“I fancy it is the tail-end of the hurricane,” said Mr Marline. “It is a very lucky thing we wore ship in time.”
“Lucky, you call it?” rejoined Captain Miles gravely, eyeing the foremast anxiously the while, fearful of anything being carried away, when we would be left to the mercy of the cruel waves. “Man alive, it is only through the mercy of Providence that we are not now sunk fathoms deep below the sea!”
Chapter Thirteen.
On our Beam-Ends.
Up to now, although we had experienced bad weather for two days and the special gale before which we were driving had lasted some eighteen hours at a stretch, no serious accident had happened on board, the Josephine being as sound and staunch in every way as when she left port, with the exception of losing her mainsail and having her rigging, perhaps, rather tautly stretched.

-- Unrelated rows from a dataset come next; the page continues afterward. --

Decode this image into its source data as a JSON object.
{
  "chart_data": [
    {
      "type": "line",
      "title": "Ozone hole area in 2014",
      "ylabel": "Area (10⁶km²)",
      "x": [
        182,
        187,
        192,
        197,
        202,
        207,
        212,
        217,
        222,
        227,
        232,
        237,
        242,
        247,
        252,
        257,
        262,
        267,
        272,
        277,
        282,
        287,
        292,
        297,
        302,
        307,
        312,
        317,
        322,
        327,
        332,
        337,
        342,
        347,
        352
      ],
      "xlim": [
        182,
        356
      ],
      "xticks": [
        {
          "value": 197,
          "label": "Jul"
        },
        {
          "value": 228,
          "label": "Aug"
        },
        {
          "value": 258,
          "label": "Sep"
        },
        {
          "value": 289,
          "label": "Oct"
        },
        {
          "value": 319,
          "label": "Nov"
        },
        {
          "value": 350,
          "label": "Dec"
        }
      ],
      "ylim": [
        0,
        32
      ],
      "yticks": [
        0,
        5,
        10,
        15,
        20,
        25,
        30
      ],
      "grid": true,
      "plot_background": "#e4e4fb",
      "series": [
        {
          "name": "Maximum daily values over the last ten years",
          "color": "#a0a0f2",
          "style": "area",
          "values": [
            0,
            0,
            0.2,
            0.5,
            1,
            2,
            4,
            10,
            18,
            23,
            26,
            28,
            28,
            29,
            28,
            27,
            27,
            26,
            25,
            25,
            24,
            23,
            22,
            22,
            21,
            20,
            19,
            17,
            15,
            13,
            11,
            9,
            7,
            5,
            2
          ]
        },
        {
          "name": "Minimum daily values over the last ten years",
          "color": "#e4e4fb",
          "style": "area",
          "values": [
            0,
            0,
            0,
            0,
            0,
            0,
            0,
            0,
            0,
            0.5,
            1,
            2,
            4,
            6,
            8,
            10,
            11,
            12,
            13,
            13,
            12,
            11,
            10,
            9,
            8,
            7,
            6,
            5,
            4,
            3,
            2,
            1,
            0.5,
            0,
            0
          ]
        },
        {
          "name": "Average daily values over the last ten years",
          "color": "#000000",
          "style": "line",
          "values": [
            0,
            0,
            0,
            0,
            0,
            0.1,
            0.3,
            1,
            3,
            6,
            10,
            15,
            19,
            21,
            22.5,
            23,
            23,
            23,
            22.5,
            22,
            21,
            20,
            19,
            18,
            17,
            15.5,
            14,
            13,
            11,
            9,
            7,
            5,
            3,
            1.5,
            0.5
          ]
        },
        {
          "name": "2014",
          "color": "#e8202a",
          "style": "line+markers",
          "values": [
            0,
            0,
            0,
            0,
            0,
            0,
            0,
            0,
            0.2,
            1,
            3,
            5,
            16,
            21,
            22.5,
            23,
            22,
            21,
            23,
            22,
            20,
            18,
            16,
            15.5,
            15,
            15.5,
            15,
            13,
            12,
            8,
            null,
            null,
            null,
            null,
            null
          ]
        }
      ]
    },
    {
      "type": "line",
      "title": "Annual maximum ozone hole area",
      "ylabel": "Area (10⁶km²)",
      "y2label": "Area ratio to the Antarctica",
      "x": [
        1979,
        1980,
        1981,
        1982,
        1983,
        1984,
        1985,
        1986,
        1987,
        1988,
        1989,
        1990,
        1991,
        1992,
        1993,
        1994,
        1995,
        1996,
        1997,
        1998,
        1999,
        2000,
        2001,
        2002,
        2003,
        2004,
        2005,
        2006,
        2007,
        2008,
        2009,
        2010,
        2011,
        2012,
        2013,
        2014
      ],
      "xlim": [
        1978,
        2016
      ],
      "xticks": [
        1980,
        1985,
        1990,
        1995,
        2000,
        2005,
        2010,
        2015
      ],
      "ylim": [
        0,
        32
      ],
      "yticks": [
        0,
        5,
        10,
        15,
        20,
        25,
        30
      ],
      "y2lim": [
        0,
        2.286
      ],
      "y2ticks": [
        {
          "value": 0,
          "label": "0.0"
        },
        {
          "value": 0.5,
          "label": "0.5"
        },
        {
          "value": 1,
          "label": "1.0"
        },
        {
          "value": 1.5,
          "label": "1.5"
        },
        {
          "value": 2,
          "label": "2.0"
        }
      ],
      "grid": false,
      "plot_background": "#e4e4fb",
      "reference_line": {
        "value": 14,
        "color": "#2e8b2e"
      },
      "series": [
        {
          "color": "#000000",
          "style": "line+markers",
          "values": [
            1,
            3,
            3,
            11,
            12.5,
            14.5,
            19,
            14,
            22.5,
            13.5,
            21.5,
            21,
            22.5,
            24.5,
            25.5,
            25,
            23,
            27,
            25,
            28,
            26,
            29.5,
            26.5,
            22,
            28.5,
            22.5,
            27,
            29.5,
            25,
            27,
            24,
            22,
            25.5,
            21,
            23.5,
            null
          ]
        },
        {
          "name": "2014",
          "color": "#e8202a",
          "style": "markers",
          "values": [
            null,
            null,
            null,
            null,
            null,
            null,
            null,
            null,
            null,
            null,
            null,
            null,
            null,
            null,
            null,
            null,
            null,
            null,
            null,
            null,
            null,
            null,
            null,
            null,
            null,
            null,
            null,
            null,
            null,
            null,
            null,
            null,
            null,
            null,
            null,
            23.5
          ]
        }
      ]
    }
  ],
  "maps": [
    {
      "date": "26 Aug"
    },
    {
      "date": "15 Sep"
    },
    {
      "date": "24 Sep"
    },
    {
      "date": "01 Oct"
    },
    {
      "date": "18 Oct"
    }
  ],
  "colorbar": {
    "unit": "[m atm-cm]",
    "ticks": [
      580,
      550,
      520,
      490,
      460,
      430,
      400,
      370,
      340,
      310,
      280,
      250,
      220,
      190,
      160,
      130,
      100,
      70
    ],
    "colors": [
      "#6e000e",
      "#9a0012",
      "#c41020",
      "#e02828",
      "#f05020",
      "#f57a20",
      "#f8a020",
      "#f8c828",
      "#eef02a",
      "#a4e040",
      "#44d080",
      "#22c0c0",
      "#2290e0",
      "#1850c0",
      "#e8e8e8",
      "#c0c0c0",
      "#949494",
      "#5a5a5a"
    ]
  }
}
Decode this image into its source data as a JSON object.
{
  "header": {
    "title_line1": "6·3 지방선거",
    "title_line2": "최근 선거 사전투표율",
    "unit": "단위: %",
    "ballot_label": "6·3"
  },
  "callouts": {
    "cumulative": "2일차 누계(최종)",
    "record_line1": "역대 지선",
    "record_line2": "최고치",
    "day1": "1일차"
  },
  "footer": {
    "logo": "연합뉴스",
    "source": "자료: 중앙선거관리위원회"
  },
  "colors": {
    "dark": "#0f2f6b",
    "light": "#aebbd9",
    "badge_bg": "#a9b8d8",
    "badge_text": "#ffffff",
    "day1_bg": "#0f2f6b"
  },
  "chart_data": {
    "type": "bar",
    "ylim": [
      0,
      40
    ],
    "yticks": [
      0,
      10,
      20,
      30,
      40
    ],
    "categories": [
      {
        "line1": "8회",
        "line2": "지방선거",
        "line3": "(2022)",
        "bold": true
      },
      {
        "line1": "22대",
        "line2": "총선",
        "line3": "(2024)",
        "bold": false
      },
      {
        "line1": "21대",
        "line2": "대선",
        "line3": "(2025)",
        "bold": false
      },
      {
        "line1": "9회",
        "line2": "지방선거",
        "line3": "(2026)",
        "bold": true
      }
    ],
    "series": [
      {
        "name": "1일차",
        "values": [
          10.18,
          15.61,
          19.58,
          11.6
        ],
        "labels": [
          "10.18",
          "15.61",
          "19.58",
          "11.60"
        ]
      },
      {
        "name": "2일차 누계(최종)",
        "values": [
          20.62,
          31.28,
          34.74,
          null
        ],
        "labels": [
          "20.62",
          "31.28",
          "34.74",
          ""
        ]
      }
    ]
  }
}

The galley fire had been put out once or twice by the heavy seas which we took in over the bows, but Cuffee, with the cordial co-operation of his brother darkey, Jake, was easily able to light this again; and the men, having their rations regularly and little or no work to do—save taking their trick at the wheel, when four would have to go on duty together at once—had nothing to grumble at. Everything, indeed, proceeded comfortably enough while the ship was scudding first one way and then the other—“doing diagonals,” as it were, across her latitudes!
Down below in the cabin all had been what sailor’s term “a hurrah’s nest” ever since the gale began, the loose water knocking about the decks having washed all sorts of odds and ends together and kept us always wet; while the rolling of the vessel from side to side, like a pendulum, as she ran before the wind had smashed most of the crockery-ware and glasses in the steward’s pantry, besides causing the benches round the saloon table and the chairs to fetch away from their lashings.
For days past, our meals had resembled amateur picnics more than anything else—whenever we were able to get them, that is, the old regularity of breakfast and lunch and dinner being completely abolished; for the captain and Mr Marline and myself had to take odd snacks and stray bites at various hours whenever opportunity and appetite allowed their indulgence.